“今天签下一个大案子,很想跟你喝一杯,好好庆祝一下。不是只有我们两个,旁边还会有两盏大电灯泡,我保证不会动你一根寒毛。”他发誓般的举起右手,展现出他最大的诚意。
“我说不要就是不要,你就是说破嘴皮子也没有用。”
“你非要惹我生气才甘心吗?!她有时倔得让他想狠狠的咬她一口。
她忍不住赏他一个白眼。“你以为我很闲,老爱惹你生气吗?”
“那你干么不跟我们去喝酒?”
“今天不可以。”她不想跟他喝酒,除了有约,其实还有一个很重要的原因,喝酒回家的路上几乎算是他们独处的对间,除了前座的司机以外,就像他们单独待住一侧密闭空间里面,这令她不自觉的绷紧神经、上紧发条,分分秒秒担心他何时会像饿狼一样扑过来……就算这种事他已经上演了无数遍,可每回发生时她还是惊慌失措得像第一次遇到这种突发状况。
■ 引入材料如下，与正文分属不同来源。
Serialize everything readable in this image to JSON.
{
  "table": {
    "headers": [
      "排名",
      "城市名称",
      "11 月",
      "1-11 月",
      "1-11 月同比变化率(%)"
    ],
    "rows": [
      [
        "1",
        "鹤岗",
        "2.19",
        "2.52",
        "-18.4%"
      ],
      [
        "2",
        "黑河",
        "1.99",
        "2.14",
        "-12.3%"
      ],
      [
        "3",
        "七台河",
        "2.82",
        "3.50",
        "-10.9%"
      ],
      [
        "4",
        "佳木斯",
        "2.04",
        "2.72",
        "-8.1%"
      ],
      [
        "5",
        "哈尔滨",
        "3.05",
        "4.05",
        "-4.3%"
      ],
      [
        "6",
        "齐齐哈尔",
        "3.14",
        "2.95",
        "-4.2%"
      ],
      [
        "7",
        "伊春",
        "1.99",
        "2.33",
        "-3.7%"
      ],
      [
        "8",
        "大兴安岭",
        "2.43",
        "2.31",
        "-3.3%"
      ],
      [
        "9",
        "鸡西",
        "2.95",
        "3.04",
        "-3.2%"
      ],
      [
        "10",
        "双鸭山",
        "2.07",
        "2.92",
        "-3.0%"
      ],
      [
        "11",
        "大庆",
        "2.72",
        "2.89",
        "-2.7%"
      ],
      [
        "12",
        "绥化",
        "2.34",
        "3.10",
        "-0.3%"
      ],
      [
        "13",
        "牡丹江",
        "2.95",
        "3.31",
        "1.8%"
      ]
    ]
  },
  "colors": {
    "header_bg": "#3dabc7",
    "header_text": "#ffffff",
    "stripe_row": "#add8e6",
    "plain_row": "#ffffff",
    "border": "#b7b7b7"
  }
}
事实上,他也不会真的对她乱来,往往只是故意闹她做做样子,可是,面对他突如其来的逼近,她就是没办法平静以对。
“今天你非去不可。”他扣住她腰部的手更紧了。
“好啊,你打电话给尹月姊姊。”
“打电话给我姊姊干么?”
“今天尹月姊姊约我吃饭,如果她同意放人,我可以抽空陪你喝一杯。”
“我姊不是出国吗?”
“昨天晚上回来了。”
何尹涛心不甘情不愿的松开手,除了丁雨菲,这个世界上最教他束手无策的女人就是他姊姊了,姊姊很难缠吗?那倒不是,她绝对不会像丁雨菲一样老是跟他唱反调,可是软纬纬的她反教人不知道如何应对。